Using the U.S. Dollar as a ‘Baseline’
Historically, very few trades took place on the market that weren’t valued in U.S. dollars (USD). This goes for the stock market as well as the foreign currency exchange (Forex). Although there are seven major currencies that are most often paired in Forex trades, the USD is present in just about 90% of all pairs being traded. In the past, if anyone wanted to trade the Great British Pound (GBP) against the Japanese Yen (JPY) they would first need to convert currencies into USD to establish their margin (the amount left with a Forex broker). The same held true for such commodities as oil and gold that are also valued in United States dollars. However, currency cross-rate options allow for trades to take place without first being converted to the USD. In other words, a currency cross-rate can simply be defined as two foreign currencies being valued against each other without the necessity of first being converted to the USD.

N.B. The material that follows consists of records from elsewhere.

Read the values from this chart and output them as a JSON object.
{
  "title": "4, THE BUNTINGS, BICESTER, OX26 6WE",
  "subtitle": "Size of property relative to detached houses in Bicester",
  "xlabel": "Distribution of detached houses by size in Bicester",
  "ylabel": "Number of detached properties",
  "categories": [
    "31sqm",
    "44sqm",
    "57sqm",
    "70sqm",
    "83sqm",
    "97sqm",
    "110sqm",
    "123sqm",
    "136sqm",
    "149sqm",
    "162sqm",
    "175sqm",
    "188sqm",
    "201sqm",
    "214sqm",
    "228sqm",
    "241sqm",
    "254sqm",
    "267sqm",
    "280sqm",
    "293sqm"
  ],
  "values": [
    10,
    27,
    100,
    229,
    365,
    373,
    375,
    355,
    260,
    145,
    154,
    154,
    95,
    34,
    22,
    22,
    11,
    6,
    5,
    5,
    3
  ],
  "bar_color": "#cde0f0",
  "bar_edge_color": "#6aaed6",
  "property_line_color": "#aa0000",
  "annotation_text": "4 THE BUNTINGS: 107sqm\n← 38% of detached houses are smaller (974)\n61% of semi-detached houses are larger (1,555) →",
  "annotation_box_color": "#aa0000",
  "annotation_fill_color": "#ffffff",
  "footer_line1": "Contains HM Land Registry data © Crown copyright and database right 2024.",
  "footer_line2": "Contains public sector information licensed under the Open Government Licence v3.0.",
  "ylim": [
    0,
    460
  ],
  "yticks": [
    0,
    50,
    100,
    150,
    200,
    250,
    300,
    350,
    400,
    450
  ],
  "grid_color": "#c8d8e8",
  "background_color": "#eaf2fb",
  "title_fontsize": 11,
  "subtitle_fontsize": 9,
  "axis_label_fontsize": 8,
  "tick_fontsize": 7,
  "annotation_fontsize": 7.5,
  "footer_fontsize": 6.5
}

Greater Trading Options with Cross-Rate Currencies
In terms of Forex, currency cross-rate options can open the door for some huge possibilities when trading on the open market. This premise is based on the fact that there are seven majors which are commonly traded against each other and that of those seven majors the USD is in almost 90% of all pairs traded. There will be times, more than most traders care to count, when the majors are moving almost sideways to each other which doesn’t leave them much room to make a profit. With the ability to jump in and trade in crosses there are almost endless possibilities because there will always be vertical movement between several of the crosses. It’s only a matter of keeping an eye on the current exchange rates and being able to jump in at the right moment to profit from trading based on cross-rates.

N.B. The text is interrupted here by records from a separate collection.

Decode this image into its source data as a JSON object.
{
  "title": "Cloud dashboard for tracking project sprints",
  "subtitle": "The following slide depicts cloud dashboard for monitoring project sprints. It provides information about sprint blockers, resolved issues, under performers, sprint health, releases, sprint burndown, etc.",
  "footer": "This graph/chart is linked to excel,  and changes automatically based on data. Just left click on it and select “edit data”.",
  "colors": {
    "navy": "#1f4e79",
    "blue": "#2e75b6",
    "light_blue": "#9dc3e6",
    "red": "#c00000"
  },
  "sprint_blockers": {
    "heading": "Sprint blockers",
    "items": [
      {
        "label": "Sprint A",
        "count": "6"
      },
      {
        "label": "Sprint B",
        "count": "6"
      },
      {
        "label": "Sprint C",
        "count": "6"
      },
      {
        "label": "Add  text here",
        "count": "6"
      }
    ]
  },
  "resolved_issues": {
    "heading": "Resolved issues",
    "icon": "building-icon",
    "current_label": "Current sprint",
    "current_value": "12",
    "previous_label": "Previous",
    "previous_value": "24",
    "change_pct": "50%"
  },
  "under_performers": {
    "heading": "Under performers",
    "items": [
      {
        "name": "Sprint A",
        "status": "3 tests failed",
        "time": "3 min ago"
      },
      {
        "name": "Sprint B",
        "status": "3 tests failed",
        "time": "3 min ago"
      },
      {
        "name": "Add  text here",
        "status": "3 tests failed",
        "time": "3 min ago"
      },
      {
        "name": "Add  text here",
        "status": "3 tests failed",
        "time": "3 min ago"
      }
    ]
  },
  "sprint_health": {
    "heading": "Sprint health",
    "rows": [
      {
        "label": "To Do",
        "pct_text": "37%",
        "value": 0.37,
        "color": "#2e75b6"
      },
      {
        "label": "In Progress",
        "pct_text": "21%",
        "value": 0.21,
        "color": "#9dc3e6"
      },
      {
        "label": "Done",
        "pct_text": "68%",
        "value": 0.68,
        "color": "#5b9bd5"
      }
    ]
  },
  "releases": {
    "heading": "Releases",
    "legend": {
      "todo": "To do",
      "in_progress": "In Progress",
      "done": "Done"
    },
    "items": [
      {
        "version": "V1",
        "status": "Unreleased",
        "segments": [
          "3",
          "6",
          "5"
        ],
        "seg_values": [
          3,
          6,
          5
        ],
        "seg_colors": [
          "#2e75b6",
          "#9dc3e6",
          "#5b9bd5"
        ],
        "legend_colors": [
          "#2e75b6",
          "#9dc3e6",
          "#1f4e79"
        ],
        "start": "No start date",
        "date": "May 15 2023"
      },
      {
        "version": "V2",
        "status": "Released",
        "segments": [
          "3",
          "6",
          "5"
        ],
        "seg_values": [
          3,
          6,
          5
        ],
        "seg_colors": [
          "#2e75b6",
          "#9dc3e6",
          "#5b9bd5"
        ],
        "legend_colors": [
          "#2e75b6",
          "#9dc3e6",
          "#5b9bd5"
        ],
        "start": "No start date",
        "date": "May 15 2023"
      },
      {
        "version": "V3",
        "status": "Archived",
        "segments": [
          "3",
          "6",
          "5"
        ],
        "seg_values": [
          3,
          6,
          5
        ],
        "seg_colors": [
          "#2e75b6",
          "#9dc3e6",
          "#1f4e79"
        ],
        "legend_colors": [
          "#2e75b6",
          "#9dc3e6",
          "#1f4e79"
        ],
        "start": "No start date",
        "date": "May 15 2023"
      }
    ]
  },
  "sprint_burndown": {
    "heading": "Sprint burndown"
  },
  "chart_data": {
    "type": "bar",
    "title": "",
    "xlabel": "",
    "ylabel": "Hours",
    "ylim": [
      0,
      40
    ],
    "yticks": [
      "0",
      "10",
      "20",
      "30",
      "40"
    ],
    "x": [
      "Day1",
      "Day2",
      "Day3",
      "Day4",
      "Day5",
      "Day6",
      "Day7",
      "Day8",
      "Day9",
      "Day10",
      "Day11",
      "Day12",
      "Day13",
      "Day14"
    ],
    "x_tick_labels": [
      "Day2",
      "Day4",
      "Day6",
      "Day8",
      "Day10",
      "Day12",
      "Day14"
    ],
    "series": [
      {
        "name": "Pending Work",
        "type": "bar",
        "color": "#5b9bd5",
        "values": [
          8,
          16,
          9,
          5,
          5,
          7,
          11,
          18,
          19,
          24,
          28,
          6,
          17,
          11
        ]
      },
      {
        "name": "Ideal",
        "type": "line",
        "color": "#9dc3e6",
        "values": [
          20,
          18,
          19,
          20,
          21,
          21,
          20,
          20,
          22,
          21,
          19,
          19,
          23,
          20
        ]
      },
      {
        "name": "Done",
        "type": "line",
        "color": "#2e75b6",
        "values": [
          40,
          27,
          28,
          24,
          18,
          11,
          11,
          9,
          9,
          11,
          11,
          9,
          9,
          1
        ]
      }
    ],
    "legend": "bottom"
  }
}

Where to Find Real Time Cross Rates
Forex brokers now have the ability to stream live data feeds on cross rates from most, if not all, currencies from around the globe. Once you are working with a broker you will be able to access all exchange rate feeds that are available on your broker’s site. Also, if you have a Forex robot you can program it to monitor your cross-rate currencies so that when they reach a specific spread it will automatically make the transaction for you. It has been noted that cross-rates are extremely volatile and have even hit spreads of 100 pips in a single day. Because of this you possibilities are almost endless as long as your margin is sufficient to cover the trade. If you don’t already have a broker, simply do a search online but take the time to find the right brokerage that has a user-friendly online platform that will integrate well with a Forex bot.

Bear in mind that many commodities are still measured against and valued in United States dollars. Once you have learned to trade currency cross-rate options you will have a whole new world of investment strategies opened to you. If the USD or other majors are not moving much and you are willing to take on a bit of risk, the sky is the limit. Just remember that greater risk can provide greater gains but it can also drain your entire margin set aside with your broker for that trade.